How had a dedicated and uncompromising French revolutionary, a veteran of the 1848 barricades, come to die on the scaffold in London?
Marc Mulholland’s biography is a tremendous book, extremely well-written, a history book that is actually hard to put down. He provides a marvellous account of Barthelemy’s life and of his tragic end.
There is a grim inevitability about Barthelemy’s fate — although we can be certain that he would far rather have died in the revolutionary cause — attempting, perhaps even succeeding in assassinating the emperor Louis Napoleon, than hanging as a common murderer.
Who was Emmanuel Barthelemy? He was a working class revolutionary, a Blanquist socialist, driven on by a rage that often got the better of him. In May 1839, he was on his way to join his comrades in a futile uprising that it was hoped would precipitate a general revolt in Paris. This was the Blanquist strategy: that a small band of dedicated revolutionary conspirators could inspire the masses by means of a heroic coup.
Unfortunately, he met a police sergeant en route who had beaten him up on a previous occasion and could not resist the temptation for immediate revenge. Barthelemy shot and wounded the man in the street and was immediately captured, never actually making it to the barricades. As he defiantly told the court at his trial: “anger does not calculate”. Aged 16, he was sentenced to hard labour for life in the galleys.
He was freed by the revolutionary overthrow of the French monarchy in February 1848, played a heroic role in the working class insurrection of June that year, and was once again sentenced to life in the galleys.
He took part in an incredible escape, finally arriving in London in November 1849. Here he became part of the revolutionary exile community, refugees from the defeated 1848 revolutions across Europe. For a short while, he was even friendly with a certain German revolutionary exile, Karl Marx.
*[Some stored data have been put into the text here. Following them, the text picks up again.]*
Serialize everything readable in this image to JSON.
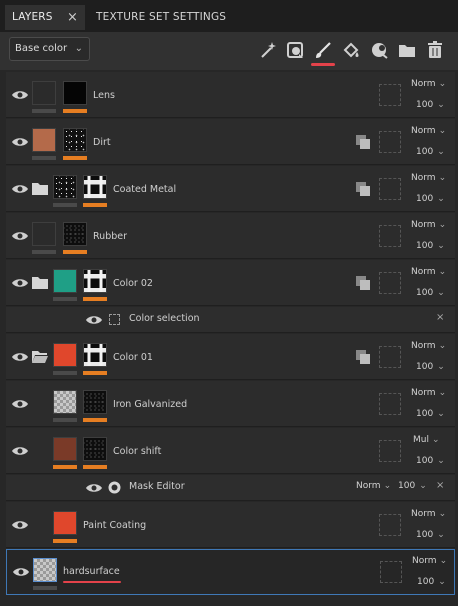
{
  "tabs": [
    {
      "label": "LAYERS",
      "close": "×"
    },
    {
      "label": "TEXTURE SET SETTINGS"
    }
  ],
  "toolbar": {
    "blend_mode": "Base color",
    "tools": [
      "magic-wand-icon",
      "mask-effect-icon",
      "paint-brush-icon",
      "fill-bucket-icon",
      "smart-material-icon",
      "folder-icon",
      "trash-icon"
    ],
    "active_tool": "paint-brush-icon"
  },
  "colors": {
    "accent_bar": "#e67e22",
    "selection_border": "#3f78b6",
    "underline": "#e3424a"
  },
  "layers": [
    {
      "name": "Lens",
      "blend": "Norm",
      "opacity": "100"
    },
    {
      "name": "Dirt",
      "blend": "Norm",
      "opacity": "100"
    },
    {
      "name": "Coated Metal",
      "blend": "Norm",
      "opacity": "100"
    },
    {
      "name": "Rubber",
      "blend": "Norm",
      "opacity": "100"
    },
    {
      "name": "Color 02",
      "blend": "Norm",
      "opacity": "100"
    },
    {
      "name": "Color selection"
    },
    {
      "name": "Color 01",
      "blend": "Norm",
      "opacity": "100"
    },
    {
      "name": "Iron Galvanized",
      "blend": "Norm",
      "opacity": "100"
    },
    {
      "name": "Color shift",
      "blend": "Mul",
      "opacity": "100"
    },
    {
      "name": "Mask Editor",
      "blend": "Norm",
      "opacity": "100"
    },
    {
      "name": "Paint Coating",
      "blend": "Norm",
      "opacity": "100"
    },
    {
      "name": "hardsurface",
      "blend": "Norm",
      "opacity": "100"
    }
  ],
  "chev": "⌄",
  "close_x": "×"
}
The failure of the revolutionary cause to recover and the frustrations of exile led to increasing division and bitterness within the exile community, with different factions slandering and maligning each other. Here Barthelemy was both victim and culprit. This culminated in his duel with another French revolutionary, Frederic Cornet, on 19 October 1852. They fought it out with pistols in the countryside outside Windsor and Cornet was killed. The killing only further embittered relations between the rival factions.
Barthelemy’s revolutionary impatience could not be contained. His anger still rejected calculation. What seems to have brought about the Warren Street murders was his determination to assassinate the French emperor, a typical attempt to short circuit the revolutionary process.
Were the Warren Street murders a “revolutionary expropriation” gone wrong, a failed attempt to raise the funds to finance an assassination attempt? Mulholland provides as convincing an account of this episode as we are ever likely to have, although, as he acknowledges, much still remains unclear.
He has written a truly gripping account of Barthelemy’s life and tragic end. Certainly one of the best books I have read so far this year. Great stuff.